A second book is “Green to Gold” by Daniel C. Esty and Andrew S. Winston, both from Yale. Esty, by the way, was a keynote speaker at this fall's meeting of the Plumbing Manufacturers Institute, perhaps on the strength of the book's subtitle: “How Smart Companies Use Environmental Strategy to Innovate, Create Value, and Build Competitive Advantage.” The details how green-oriented companies make more money, such as Wal-Mart, which is in the middle of greening its stores, and General Electric, which has decided to become a green company and sold off the divisions, such as Plastics, which didn't contribute to that vision. Reviewers have noted that Green to Gold is pro-business and, hands down, the best primer for top management.

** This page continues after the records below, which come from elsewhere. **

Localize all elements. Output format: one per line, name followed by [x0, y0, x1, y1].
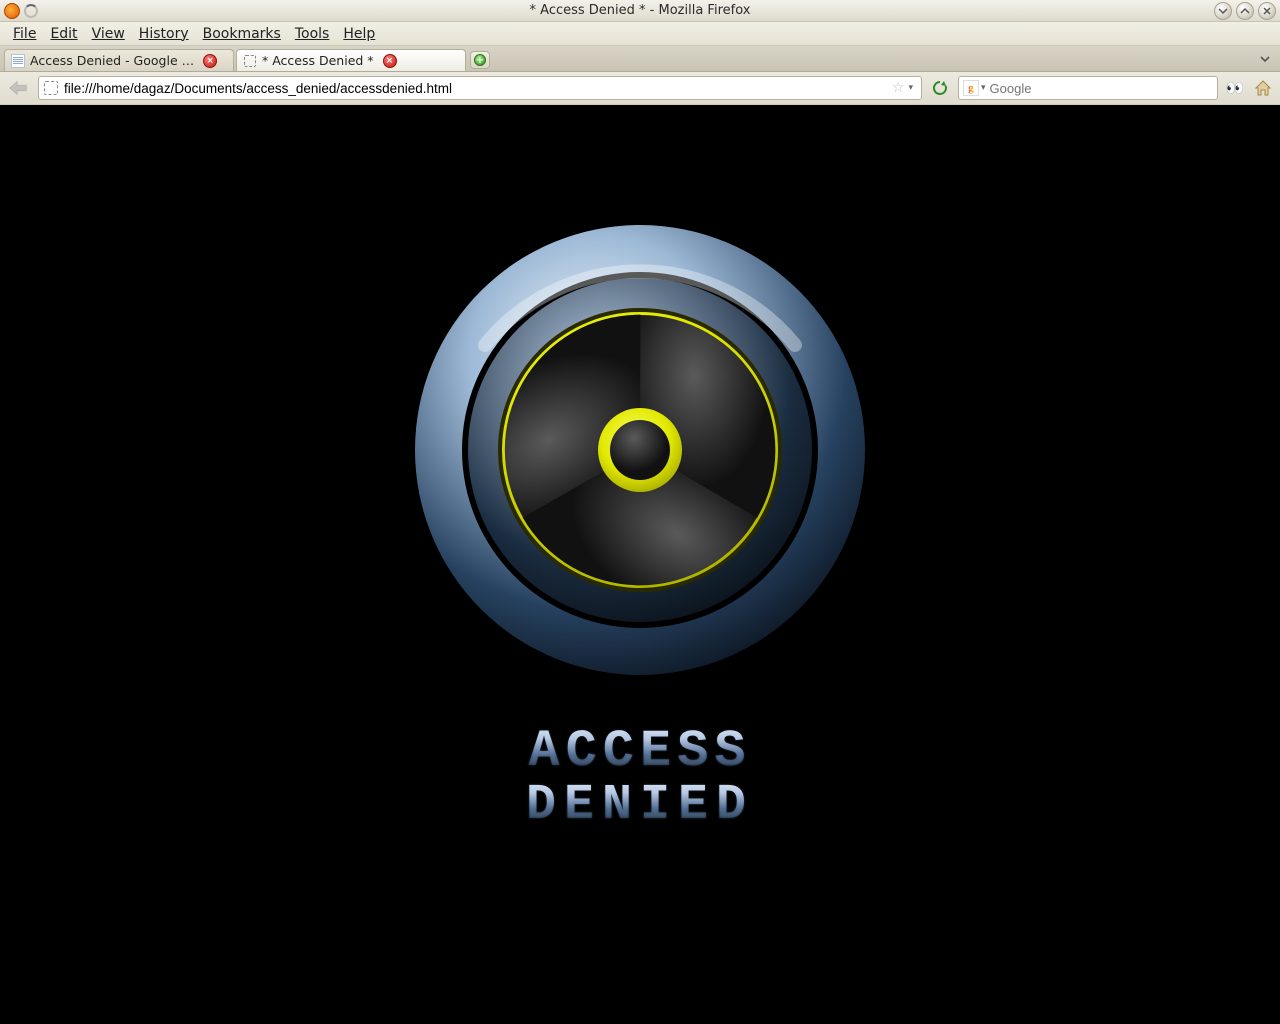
search-engine-dropdown[interactable]: ▾ [981, 83, 986, 93]
close-tab-button[interactable]: × [203, 54, 217, 68]
page-icon [43, 80, 59, 96]
tab-1[interactable]: Access Denied - Google … × [4, 49, 234, 71]
access-denied-poster: ACCESS DENIED [380, 215, 900, 832]
url-input[interactable] [64, 81, 888, 96]
url-bar[interactable]: ☆ ▾ [38, 76, 922, 100]
home-icon [1254, 79, 1272, 97]
menu-bookmarks[interactable]: Bookmarks [196, 24, 288, 44]
busy-icon [24, 4, 38, 18]
search-bar[interactable]: ▾ [958, 76, 1218, 100]
menu-help[interactable]: Help [336, 24, 382, 44]
chevron-up-icon [1240, 6, 1250, 16]
radiation-badge-icon [405, 215, 875, 685]
window-title: * Access Denied * - Mozilla Firefox [0, 3, 1280, 18]
close-window-button[interactable] [1258, 2, 1276, 20]
access-text-line1: ACCESS [526, 725, 754, 780]
firefox-icon [4, 3, 20, 19]
menubar: File Edit View History Bookmarks Tools H… [0, 22, 1280, 46]
url-dropdown-button[interactable]: ▾ [908, 83, 913, 93]
back-button[interactable] [6, 77, 32, 99]
binoculars-icon: 👀 [1226, 79, 1245, 97]
page-viewport: ACCESS DENIED [0, 105, 1280, 1024]
plus-icon: + [474, 54, 486, 66]
all-tabs-button[interactable] [1256, 50, 1274, 68]
maximize-button[interactable] [1236, 2, 1254, 20]
menu-history[interactable]: History [132, 24, 196, 44]
tab-label: * Access Denied * [262, 53, 374, 68]
window-titlebar: * Access Denied * - Mozilla Firefox [0, 0, 1280, 22]
document-icon [11, 54, 25, 68]
home-button[interactable] [1252, 78, 1274, 98]
new-tab-button[interactable]: + [470, 51, 490, 69]
bookmark-star-icon[interactable]: ☆ [892, 80, 905, 96]
menu-view[interactable]: View [85, 24, 132, 44]
back-arrow-icon [8, 80, 30, 96]
menu-tools[interactable]: Tools [288, 24, 337, 44]
google-icon [963, 80, 979, 96]
find-button[interactable]: 👀 [1224, 78, 1246, 98]
tabstrip: Access Denied - Google … × * Access Deni… [0, 46, 1280, 72]
reload-icon [932, 80, 948, 96]
tab-label: Access Denied - Google … [30, 53, 194, 68]
access-denied-text: ACCESS DENIED [526, 725, 754, 832]
page-icon [243, 54, 257, 68]
close-tab-button[interactable]: × [383, 54, 397, 68]
reload-button[interactable] [928, 77, 952, 99]
close-icon [1262, 6, 1272, 16]
navbar: ☆ ▾ ▾ 👀 [0, 72, 1280, 105]
minimize-button[interactable] [1214, 2, 1232, 20]
search-input[interactable] [990, 81, 1213, 96]
tab-2[interactable]: * Access Denied * × [236, 49, 466, 71]
menu-file[interactable]: File [6, 24, 43, 44]
chevron-down-icon [1218, 6, 1228, 16]
menu-edit[interactable]: Edit [43, 24, 84, 44]
chevron-down-icon [1259, 53, 1271, 65]
access-text-line2: DENIED [526, 780, 754, 833]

A book that I can personally recommend is “Green Buildings A to Z” by Jerry Yudelson, PE, Yudelson Associates, Tucson, Ariz. Yudelson provides a handy encyclopedia of green building terms in 193 pages so that people in the business can have a common understanding of what's being talked about. The section on low-flush toilets, for example, talks about how dual-flush toilets are mandatory in Australia and about how, in the author's experience, they work just fine. He also puts in a plug for radiant heating and cooling being more energy efficient than forced air. Some of the material in is basic stuff, such as what is the U.S. Green Building Council. Other sections are more esoteric, such as Vastu Shastra, an Indian approach to building similar to Feng Shui.

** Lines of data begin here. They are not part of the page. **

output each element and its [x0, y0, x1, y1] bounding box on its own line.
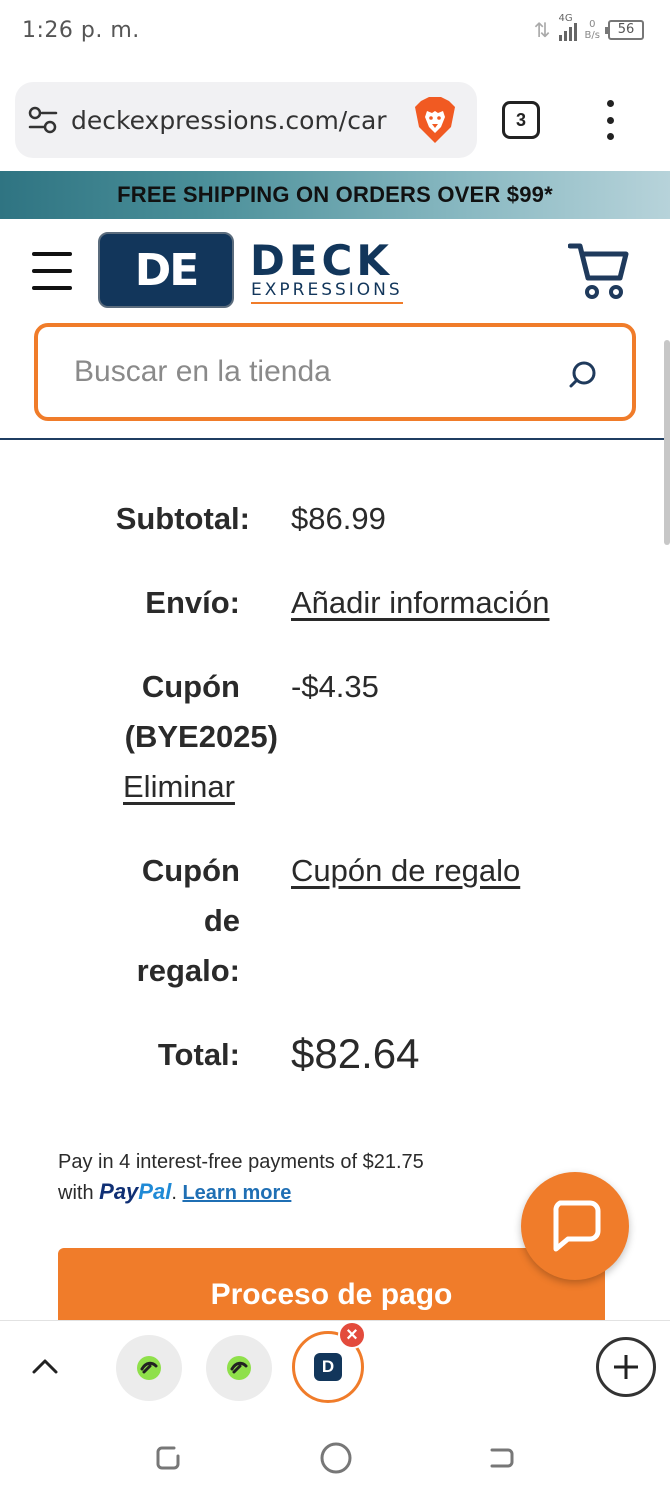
gift-coupon-label-2: de — [203, 903, 240, 938]
network-type: 4G — [558, 13, 573, 24]
gift-coupon-link[interactable]: Cupón de regalo — [291, 846, 520, 896]
promo-text: FREE SHIPPING ON ORDERS OVER $99* — [117, 182, 553, 207]
paypal-message: Pay in 4 interest-free payments of $21.7… — [58, 1148, 424, 1208]
url-bar[interactable]: deckexpressions.com/car — [15, 82, 477, 158]
coupon-code: (BYE2025) — [124, 719, 278, 754]
remove-coupon-link[interactable]: Eliminar — [123, 762, 235, 812]
tab-favicon-icon — [227, 1356, 251, 1380]
hamburger-menu-icon[interactable] — [32, 252, 72, 290]
promo-banner[interactable]: FREE SHIPPING ON ORDERS OVER $99* — [0, 171, 670, 219]
chat-icon — [553, 1200, 601, 1252]
system-nav-bar — [0, 1416, 670, 1500]
chevron-up-icon[interactable] — [30, 1351, 60, 1386]
logo-mark: DE — [134, 244, 200, 296]
new-tab-plus-icon[interactable] — [596, 1337, 656, 1397]
back-icon[interactable] — [486, 1442, 518, 1474]
status-icons: ⇅ 4G 0 B/s 56 — [533, 13, 644, 42]
cart-icon[interactable] — [567, 240, 630, 305]
total-value: $82.64 — [291, 1030, 420, 1077]
brave-shield-icon[interactable] — [415, 97, 455, 148]
search-box[interactable] — [34, 323, 636, 421]
tab-thumbnail-1[interactable] — [116, 1335, 182, 1401]
coupon-label: Cupón — [141, 669, 240, 704]
paypal-installments-text: Pay in 4 interest-free payments of $21.7… — [58, 1151, 424, 1173]
gift-coupon-label-1: Cupón — [141, 853, 240, 888]
header-divider — [0, 438, 670, 440]
browser-menu-icon[interactable] — [600, 100, 620, 140]
add-shipping-info-link[interactable]: Añadir información — [291, 578, 549, 628]
paypal-learn-more-link[interactable]: Learn more — [182, 1182, 291, 1204]
tab-switcher-button[interactable]: 3 — [502, 101, 540, 139]
search-input[interactable] — [74, 355, 544, 389]
signal-icon: 4G — [558, 13, 577, 41]
tab-favicon-icon — [137, 1356, 161, 1380]
home-icon[interactable] — [318, 1440, 354, 1476]
close-tab-icon[interactable]: × — [338, 1321, 366, 1349]
status-bar: 1:26 p. m. ⇅ 4G 0 B/s 56 — [0, 0, 670, 64]
battery-level: 56 — [617, 22, 635, 37]
page-scrollbar[interactable] — [664, 340, 670, 545]
paypal-with-text: with — [58, 1182, 94, 1204]
paypal-logo: PayPal — [99, 1179, 172, 1204]
chat-button[interactable] — [521, 1172, 629, 1280]
shipping-label: Envío: — [145, 585, 240, 620]
coupon-value: -$4.35 — [291, 669, 379, 704]
site-settings-icon[interactable] — [15, 106, 71, 134]
search-icon[interactable] — [568, 360, 598, 395]
recent-apps-icon[interactable] — [152, 1442, 184, 1474]
url-text[interactable]: deckexpressions.com/car — [71, 106, 391, 135]
browser-tab-bar: D × — [0, 1320, 670, 1416]
tab-thumbnail-2[interactable] — [206, 1335, 272, 1401]
brand-tagline[interactable]: EXPRESSIONS — [251, 280, 403, 304]
subtotal-label: Subtotal: — [115, 501, 250, 536]
deck-expressions-favicon-icon: D — [314, 1353, 342, 1381]
status-time: 1:26 p. m. — [22, 18, 140, 43]
network-speed: 0 B/s — [584, 19, 600, 41]
data-activity-icon: ⇅ — [533, 18, 551, 42]
brand-name[interactable]: DECK — [250, 236, 393, 285]
battery-icon: 56 — [605, 20, 644, 40]
subtotal-value: $86.99 — [291, 501, 386, 536]
total-label: Total: — [157, 1037, 240, 1072]
gift-coupon-label-3: regalo: — [136, 953, 240, 988]
brand-logo[interactable]: DE — [98, 232, 234, 308]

Bill Erickson's proclivity to do his homework has gotten him to where he is today. It's rubbed off on son Matt. And Matt's enthusiasm for the green movement led to Project Manager Dan Whitehead getting his LEED-AP accreditation.
Bill can be proud of what he has imbued in Matt, since it will be up to Matt to take C.J. Erickson to a higher and, we hope, greener level. Matt has responded by greening his own house and buying a hybrid SUV. He's greening the company by installing a waterless urinal and planning on using wind power for electricity for a storage building. He's sending his “daily dose of green” to the staff, information about the green movement, and the company is training its journeymen in new technologies.
C.J. Erickson provides a model that shows other contractors how they can take their initial steps into the green movement.
Hats off to Bill for getting the ball rolling a decade ago and for his unbridled enthusiasm for water conservation and the sustainable building movement.
It all starts with doing your homework. So, ladies and gentlemen, start your reading. Bill Erickson's proclivity to do his homework has gotten him to where he is today.